Modern businesses rely on data, which is often a complex process to harness effectively. Companies must navigate numerous steps to maximize the value of data from various sources. As data volumes continue to soar, Expanso, headquartered in Seattle, aims to revolutionize data management with distributed processing. The company recently secured $7.5 million in seed funding, led by General Catalyst and Hetz Ventures, to further develop its data processing platform ‘Bacalhau’ and extend its reach to more enterprise users.
Expanso’s vision is to meet data where it resides, whether distributed globally, and eliminate the need for extensive data transfers and centralization in cloud platforms. David Aronchick, the company’s founder and CEO, emphasizes the long-overdue need for infrastructure that caters to globally distributed workloads, promising a transformation in big data processing and global compute job execution.
Traditionally, enterprises derive value from vast data by transporting it across networks via intricate ETL pipelines and centralizing it in cloud data platforms. While effective for BI/AI applications, this approach consumes considerable time and financial resources. Aronchick recognized the challenges of globally distributed workloads in his career and saw a need for a better solution.
To address this challenge, he initiated a project to enable local compute job execution where data is stored, which evolved into Expanso. The project, launched in February 2022, rapidly gained momentum, leading to the release of the open-source project Bacalhau. Bacalhau operates on existing or planned distributed systems and schedules computing tasks directly on data storage locations. Users simply need to install a Bacalhau agent on their machines and connect to a public/private cloud network. This streamlined approach minimizes the need for extensive code rewriting, supporting various formats like Docker and WASM, making workflows simpler and more efficient.
With Bacalhau, teams can instantly analyze local data using lightweight Bacalhau nodes alongside their infrastructure. This reduces operational overhead, leverages idle edge computing resources, enhances security, speeds up processing, and reduces the risk of regulatory fines.
Bacalhau’s capabilities include data sanitization, processing application logs at the source, distributed ML training, processing files across distributed storage and regions, and managing distributed device fleets.

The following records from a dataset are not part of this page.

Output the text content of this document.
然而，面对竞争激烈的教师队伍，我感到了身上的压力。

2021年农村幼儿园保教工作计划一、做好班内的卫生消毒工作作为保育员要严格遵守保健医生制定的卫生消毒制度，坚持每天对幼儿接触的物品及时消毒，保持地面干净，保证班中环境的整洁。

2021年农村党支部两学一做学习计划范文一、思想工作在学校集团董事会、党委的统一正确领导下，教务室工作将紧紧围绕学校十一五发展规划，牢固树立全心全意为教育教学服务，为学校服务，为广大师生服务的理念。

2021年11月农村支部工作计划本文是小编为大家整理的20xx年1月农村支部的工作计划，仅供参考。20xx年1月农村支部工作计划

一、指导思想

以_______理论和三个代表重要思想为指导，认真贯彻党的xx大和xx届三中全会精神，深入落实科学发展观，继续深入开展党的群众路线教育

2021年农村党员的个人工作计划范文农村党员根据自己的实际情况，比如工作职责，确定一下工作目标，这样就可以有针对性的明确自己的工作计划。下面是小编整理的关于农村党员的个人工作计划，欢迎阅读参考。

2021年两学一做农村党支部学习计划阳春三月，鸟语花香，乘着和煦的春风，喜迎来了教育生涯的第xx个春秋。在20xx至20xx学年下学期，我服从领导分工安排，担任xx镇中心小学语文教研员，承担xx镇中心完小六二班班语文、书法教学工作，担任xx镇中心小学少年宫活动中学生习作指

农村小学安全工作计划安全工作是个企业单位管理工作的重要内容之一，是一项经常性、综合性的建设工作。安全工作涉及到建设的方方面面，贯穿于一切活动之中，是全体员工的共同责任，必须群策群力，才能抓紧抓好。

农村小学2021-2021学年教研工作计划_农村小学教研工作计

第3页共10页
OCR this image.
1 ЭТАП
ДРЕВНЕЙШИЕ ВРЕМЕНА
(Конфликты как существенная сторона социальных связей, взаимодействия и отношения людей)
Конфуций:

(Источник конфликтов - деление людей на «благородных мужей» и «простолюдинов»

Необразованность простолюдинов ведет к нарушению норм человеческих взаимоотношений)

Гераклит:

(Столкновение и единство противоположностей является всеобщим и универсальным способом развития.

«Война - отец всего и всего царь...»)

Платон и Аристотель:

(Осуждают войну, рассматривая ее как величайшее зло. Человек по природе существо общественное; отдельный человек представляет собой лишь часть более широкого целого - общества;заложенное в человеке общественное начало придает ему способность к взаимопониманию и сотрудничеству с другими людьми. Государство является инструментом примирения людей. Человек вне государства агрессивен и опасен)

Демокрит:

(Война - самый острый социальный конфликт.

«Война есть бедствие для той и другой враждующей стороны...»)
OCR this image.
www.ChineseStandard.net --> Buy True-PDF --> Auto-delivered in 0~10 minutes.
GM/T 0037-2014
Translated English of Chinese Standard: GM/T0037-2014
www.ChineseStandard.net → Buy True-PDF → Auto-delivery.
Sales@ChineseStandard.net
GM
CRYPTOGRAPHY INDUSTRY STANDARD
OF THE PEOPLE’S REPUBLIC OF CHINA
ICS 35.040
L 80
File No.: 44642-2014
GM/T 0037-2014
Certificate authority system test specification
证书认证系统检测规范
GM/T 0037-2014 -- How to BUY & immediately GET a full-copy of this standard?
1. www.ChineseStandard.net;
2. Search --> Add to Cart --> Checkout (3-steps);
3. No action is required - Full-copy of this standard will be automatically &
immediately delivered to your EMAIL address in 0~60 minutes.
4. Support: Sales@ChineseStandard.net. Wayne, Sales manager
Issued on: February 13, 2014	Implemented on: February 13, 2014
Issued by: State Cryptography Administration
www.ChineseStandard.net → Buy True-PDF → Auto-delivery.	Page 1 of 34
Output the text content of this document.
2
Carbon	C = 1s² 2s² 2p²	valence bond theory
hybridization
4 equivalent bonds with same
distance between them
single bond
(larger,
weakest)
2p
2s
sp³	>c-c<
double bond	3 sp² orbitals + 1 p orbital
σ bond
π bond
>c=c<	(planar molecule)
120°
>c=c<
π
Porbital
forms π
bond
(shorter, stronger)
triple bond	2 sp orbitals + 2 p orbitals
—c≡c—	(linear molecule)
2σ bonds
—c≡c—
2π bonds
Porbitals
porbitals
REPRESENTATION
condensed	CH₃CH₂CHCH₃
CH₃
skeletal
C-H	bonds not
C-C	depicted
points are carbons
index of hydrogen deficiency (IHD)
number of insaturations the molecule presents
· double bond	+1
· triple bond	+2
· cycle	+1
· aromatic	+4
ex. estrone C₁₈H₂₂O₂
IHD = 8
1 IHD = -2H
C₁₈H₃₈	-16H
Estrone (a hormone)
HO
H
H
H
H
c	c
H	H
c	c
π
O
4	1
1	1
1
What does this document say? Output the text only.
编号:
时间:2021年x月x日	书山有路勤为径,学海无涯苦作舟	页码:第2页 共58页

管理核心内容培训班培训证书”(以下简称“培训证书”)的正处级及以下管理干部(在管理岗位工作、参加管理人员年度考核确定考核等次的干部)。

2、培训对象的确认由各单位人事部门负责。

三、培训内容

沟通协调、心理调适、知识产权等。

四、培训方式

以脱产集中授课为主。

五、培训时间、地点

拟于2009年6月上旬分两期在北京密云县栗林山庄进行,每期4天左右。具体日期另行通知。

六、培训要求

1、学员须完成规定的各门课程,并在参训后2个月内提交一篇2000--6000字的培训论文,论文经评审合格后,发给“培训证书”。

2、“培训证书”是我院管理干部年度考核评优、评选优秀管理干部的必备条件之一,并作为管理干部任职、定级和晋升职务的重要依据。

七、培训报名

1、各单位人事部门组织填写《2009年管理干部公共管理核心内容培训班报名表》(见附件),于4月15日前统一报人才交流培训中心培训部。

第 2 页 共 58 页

Since its public demo launch, Bacalhau has executed over 2 million jobs across various use cases, collaborating with notable organizations such as the U.S. Navy, CalTech, University of Maryland, Prelinger Labs, WeatherXM, and others.
Expanso aims to expand Bacalhau’s support for additional enterprise use cases, address customer needs, and grow its user base, which currently boasts over 50,000 CLI downloads per month.